A new organisation has been created by MPs and faith groups with the aim of protecting religious education in English schools.
With the backing of the Religious Education Council of England and Wales, the all party parliamentary group (APPG) will promote RE, saying that it should be considered a priority in education policy.
It comes after a motion carried in parliament last year to include the GCSE within the new English Baccalaureate attracted the signatures of 115 MPs.
The subject does not feature within the EBacc, but a government spokesperson welcomed the creation of the new APPG while saying that the EBacc would not stop schools from offering RE as a GCSE.
Promoting the interests of people in religious education teaching jobs, Stephen Lloyd MP will chair the APPG and believes it will offer great insight into the importance of the subject.

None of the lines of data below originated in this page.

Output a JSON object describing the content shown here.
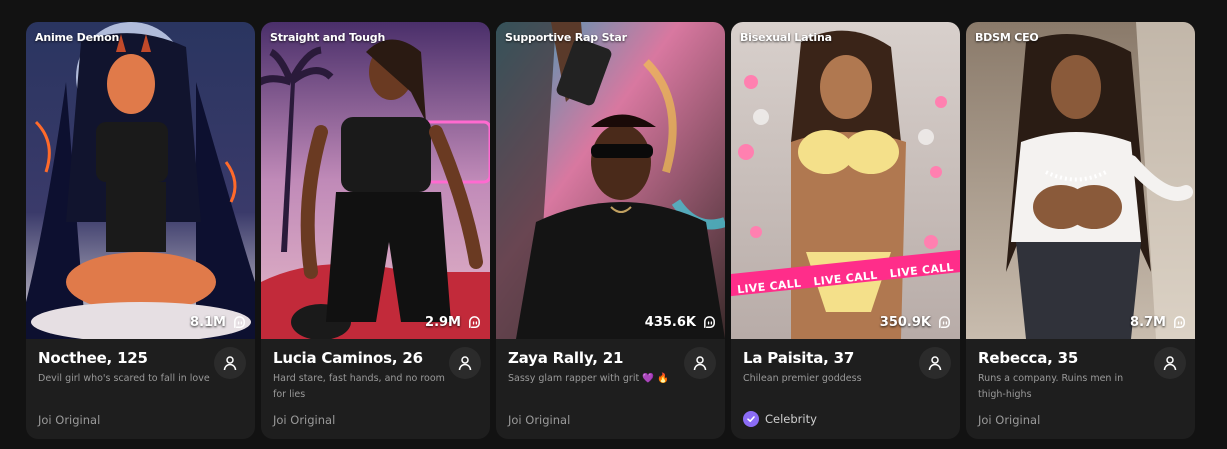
{
  "cards": [
    {
      "tag": "Anime Demon",
      "stat": "8.1M",
      "name": "Nocthee, 125",
      "description": "Devil girl who's scared to fall in love",
      "footer": "Joi Original"
    },
    {
      "tag": "Straight and Tough",
      "stat": "2.9M",
      "name": "Lucia Caminos, 26",
      "description": "Hard stare, fast hands, and no room for lies",
      "footer": "Joi Original"
    },
    {
      "tag": "Supportive Rap Star",
      "stat": "435.6K",
      "name": "Zaya Rally, 21",
      "description": "Sassy glam rapper with grit 💜 🔥",
      "footer": "Joi Original"
    },
    {
      "tag": "Bisexual Latina",
      "stat": "350.9K",
      "name": "La Paisita, 37",
      "description": "Chilean premier goddess",
      "footer": "Celebrity",
      "banner": "LIVE CALL"
    },
    {
      "tag": "BDSM CEO",
      "stat": "8.7M",
      "name": "Rebecca, 35",
      "description": "Runs a company. Ruins men in thigh-highs",
      "footer": "Joi Original"
    }
  ],
  "colors": {
    "celebrity_badge": "#8b6cf6",
    "live_banner": "#ff2d8a"
  }
}
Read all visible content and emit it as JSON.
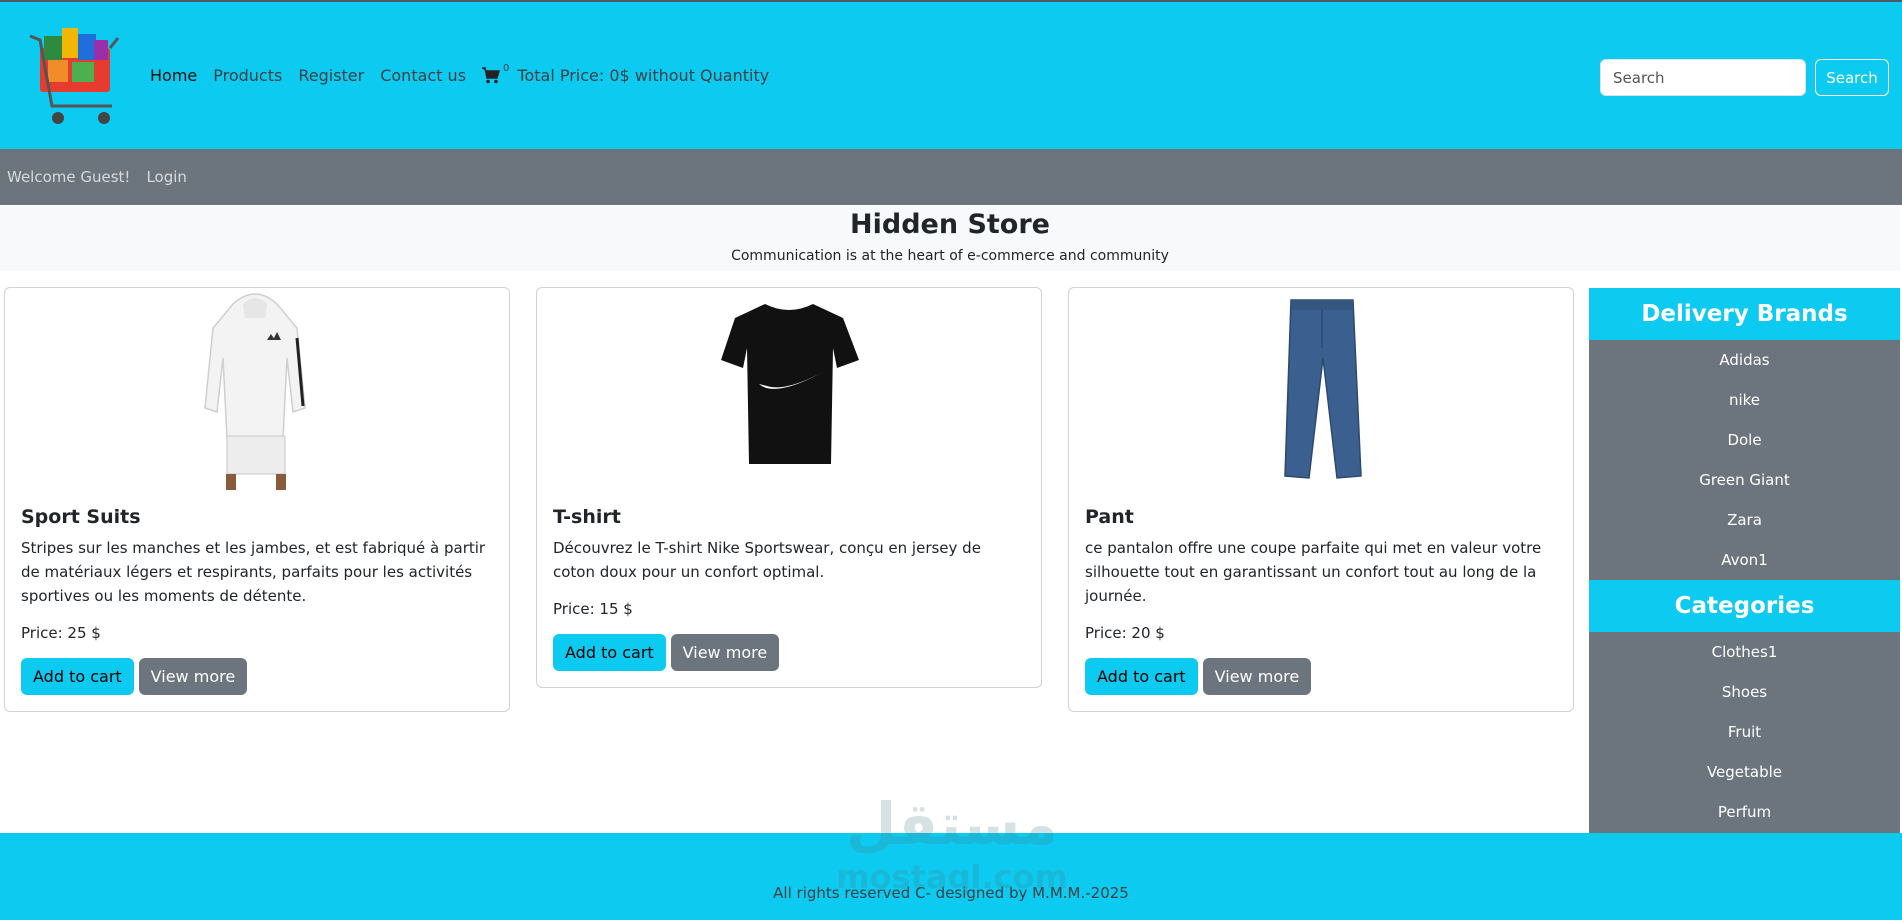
{
  "nav": {
    "home": "Home",
    "products": "Products",
    "register": "Register",
    "contact": "Contact us",
    "cart_count": "0",
    "total_price": "Total Price: 0$ without Quantity"
  },
  "search": {
    "placeholder": "Search",
    "button": "Search"
  },
  "welcome": {
    "text": "Welcome Guest!",
    "login": "Login"
  },
  "hero": {
    "title": "Hidden Store",
    "subtitle": "Communication is at the heart of e-commerce and community"
  },
  "products": [
    {
      "title": "Sport Suits",
      "description": "Stripes sur les manches et les jambes, et est fabriqué à partir de matériaux légers et respirants, parfaits pour les activités sportives ou les moments de détente.",
      "price": "Price: 25 $",
      "add": "Add to cart",
      "more": "View more"
    },
    {
      "title": "T-shirt",
      "description": "Découvrez le T-shirt Nike Sportswear, conçu en jersey de coton doux pour un confort optimal.",
      "price": "Price: 15 $",
      "add": "Add to cart",
      "more": "View more"
    },
    {
      "title": "Pant",
      "description": "ce pantalon offre une coupe parfaite qui met en valeur votre silhouette tout en garantissant un confort tout au long de la journée.",
      "price": "Price: 20 $",
      "add": "Add to cart",
      "more": "View more"
    }
  ],
  "sidebar": {
    "brands_title": "Delivery Brands",
    "brands": [
      "Adidas",
      "nike",
      "Dole",
      "Green Giant",
      "Zara",
      "Avon1"
    ],
    "categories_title": "Categories",
    "categories": [
      "Clothes1",
      "Shoes",
      "Fruit",
      "Vegetable",
      "Perfum"
    ]
  },
  "footer": {
    "text": "All rights reserved C- designed by M.M.M.-2025"
  },
  "watermark": {
    "arabic": "مستقل",
    "latin": "mostaql.com"
  },
  "colors": {
    "accent": "#0dcaf0",
    "secondary": "#6c757d",
    "light": "#f8f9fa"
  }
}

"In today's world where our children can be open to an enormous amount of misleading information I believe it is absolutely essential they are taught about different cultures and religions by trained, experienced RE teachers," he said.
It was Mr Lloyd who tabled the religious education early day motion last year after the decision was made to omit the subject from the EBacc.
One of a raft of reforms introduced by education secretary Michael Gove, the EBacc is awarded to GCSE students who achieve a C or above in English, maths, science, a language and a humanities subject.
The APPG could now lobby to have RE added to history and geography in the humanities field, the BBC reported.
Commenting on the formation of the group, John Keast, chair of The Religious Education Council of England and Wales, said that it was an important step towards advancing the subject's profile in Westminster.
"The coalition government is making policy decisions about academies, the national curriculum, qualifications and even teacher training provision," he said.
"Directly or indirectly, all these will challenge how RE is taught to young people."